Digital asset businesses have until July 1, 2027, to comply, though some protections, like scam refunds, are effective immediately. The Digital Assets and Consumer Protection Act (SB1797) and Digital Asset Kiosk Act (SB2319) introduce robust safeguards against fraud, which cost Illinois residents $272 million in 2024.

Requirements like financial reserves, cybersecurity standards, and immediate scam refunds for crypto ATM users reduce risks for retail investors. Clear regulations and consumer-focused measures, such as the 18% fee cap and $2,500 daily transaction limit for new crypto ATM users, may boost confidence in digital assets, encouraging broader adoption among cautious consumers.

Stricter regulations could lead to higher fees or reduced access to certain crypto services, as businesses pass compliance costs to users or limit operations in Illinois. Crypto exchanges and ATM operators must meet stringent requirements by July 1, 2027, including registration, financial reserves, and cybersecurity protocols.

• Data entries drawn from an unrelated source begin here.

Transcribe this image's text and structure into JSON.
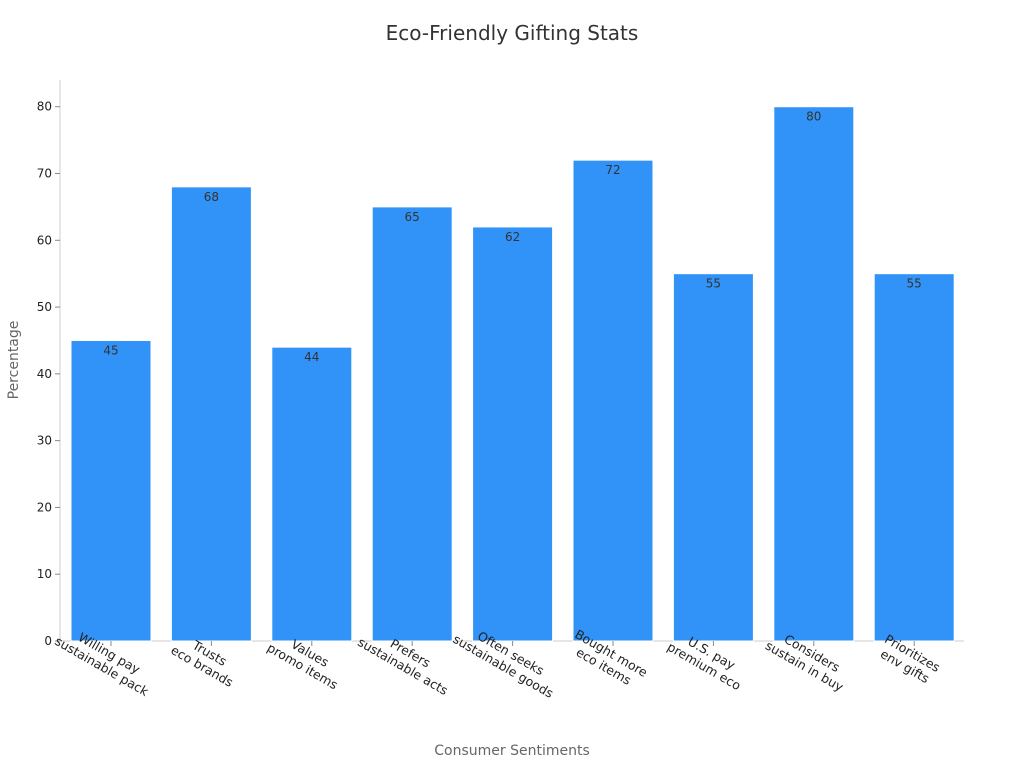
{
  "chart_data": {
    "type": "bar",
    "title": "Eco-Friendly Gifting Stats",
    "xlabel": "Consumer Sentiments",
    "ylabel": "Percentage",
    "categories": [
      [
        "Willing pay",
        "sustainable pack"
      ],
      [
        "Trusts",
        "eco brands"
      ],
      [
        "Values",
        "promo items"
      ],
      [
        "Prefers",
        "sustainable acts"
      ],
      [
        "Often seeks",
        "sustainable goods"
      ],
      [
        "Bought more",
        "eco items"
      ],
      [
        "U.S. pay",
        "premium eco"
      ],
      [
        "Considers",
        "sustain in buy"
      ],
      [
        "Prioritizes",
        "env gifts"
      ]
    ],
    "values": [
      45,
      68,
      44,
      65,
      62,
      72,
      55,
      80,
      55
    ],
    "data_labels": [
      "45",
      "68",
      "44",
      "65",
      "62",
      "72",
      "55",
      "80",
      "55"
    ],
    "ylim": [
      0,
      84
    ],
    "yticks": [
      0,
      10,
      20,
      30,
      40,
      50,
      60,
      70,
      80
    ],
    "ytick_labels": [
      "0",
      "10",
      "20",
      "30",
      "40",
      "50",
      "60",
      "70",
      "80"
    ],
    "grid": false,
    "legend": "none",
    "bar_color": "#3193F7"
  }
}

Smaller firms or startups may struggle with these costs, potentially stifling innovation or driving businesses to less-regulated states. Illinois’ large economy and Chicago’s financial hub status make these laws influential. Companies like Coinbase, already critical of the legislation, may face operational challenges, potentially reducing services or exiting the state if compliance proves too costly.

As the Midwest’s first comprehensive crypto consumer protection framework, Illinois’ laws could inspire other states to adopt similar measures, fragmenting the U.S. regulatory landscape and complicating nationwide operations for crypto firms.

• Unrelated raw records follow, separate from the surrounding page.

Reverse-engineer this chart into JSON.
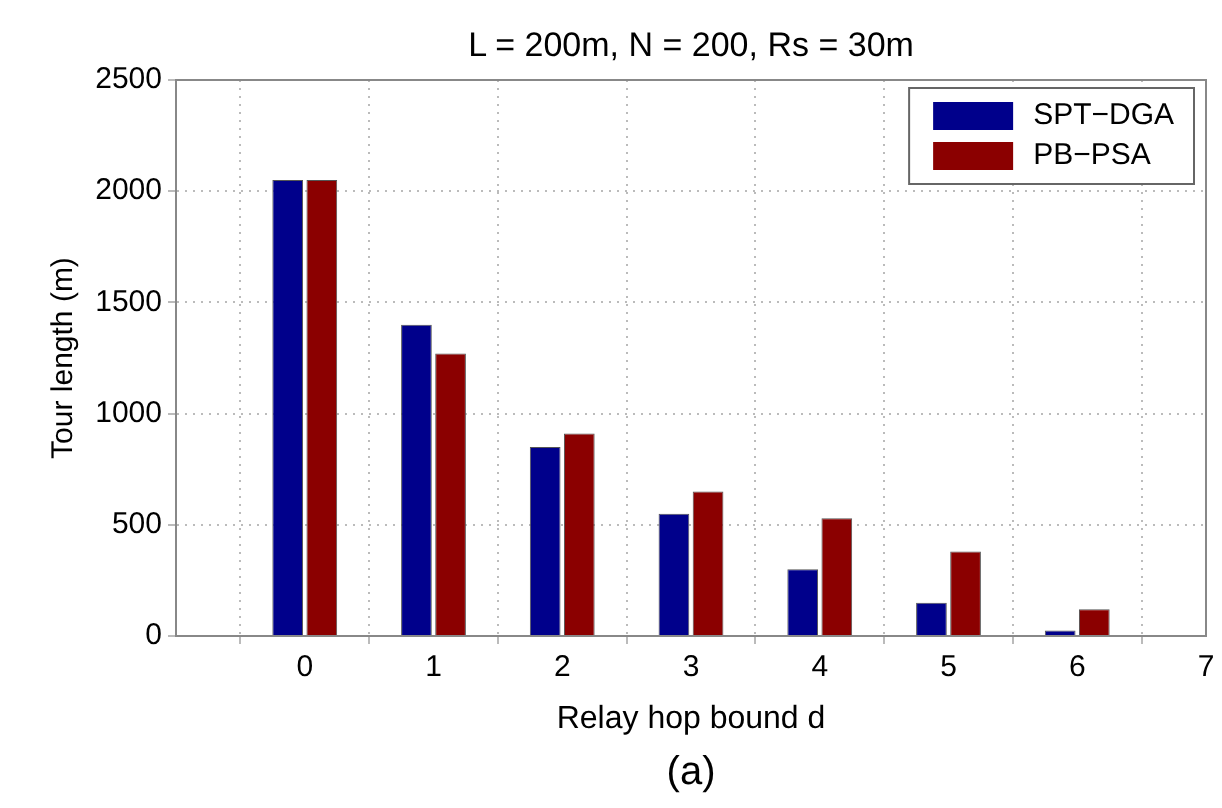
{
  "chart_data": {
    "type": "bar",
    "title": "L = 200m, N = 200, Rs = 30m",
    "xlabel": "Relay hop bound d",
    "ylabel": "Tour length (m)",
    "annotations": [
      "(a)"
    ],
    "x": [
      0,
      1,
      2,
      3,
      4,
      5,
      6
    ],
    "series": [
      {
        "name": "SPT−DGA",
        "color": "#00008b",
        "values": [
          2050,
          1400,
          850,
          550,
          300,
          150,
          25
        ]
      },
      {
        "name": "PB−PSA",
        "color": "#8b0000",
        "values": [
          2050,
          1270,
          910,
          650,
          530,
          380,
          120
        ]
      }
    ],
    "xlim": [
      -1,
      7
    ],
    "xticks": [
      0,
      1,
      2,
      3,
      4,
      5,
      6,
      7
    ],
    "ylim": [
      0,
      2500
    ],
    "yticks": [
      0,
      500,
      1000,
      1500,
      2000,
      2500
    ],
    "grid": true,
    "legend": "top right"
  }
}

Pritzker’s criticism of federal deregulation and “crypto bros” highlights a growing divide between state-level consumer protections and industry-backed federal efforts like the GENIUS and CLARITY Acts. This could lead to a patchwork of state laws, complicating compliance for businesses operating across jurisdictions.

Illinois’ proactive stance may pressure federal regulators to prioritize consumer protections over industry-friendly policies, especially as crypto scams rise. It could also embolden other states to challenge federal inaction, as seen in California’s recent crypto legislation.

Pritzker’s rhetoric risks alienating crypto advocates and businesses, potentially positioning Illinois as less crypto-friendly compared to states like Wyoming or Texas. However, it may resonate with voters prioritizing consumer safety over industry growth.

The laws strike a balance between fostering crypto adoption and curbing fraud, but heavy-handed regulation could deter investment in Illinois’ blockchain sector, while lighter federal policies might attract firms elsewhere. Given Illinois’ economic weight, its regulatory model could shape national debates on crypto oversight, especially as 2024’s $4.6 billion in U.S. crypto fraud losses (per FBI data) underscores the need for action.

While Illinois’ laws strengthen consumer protections and set a regional precedent, they may increase costs for businesses, fuel state-federal tensions, and influence the trajectory of U.S. crypto regulation. The long-term impact hinges on how firms adapt by 2027 and whether other states follow suit.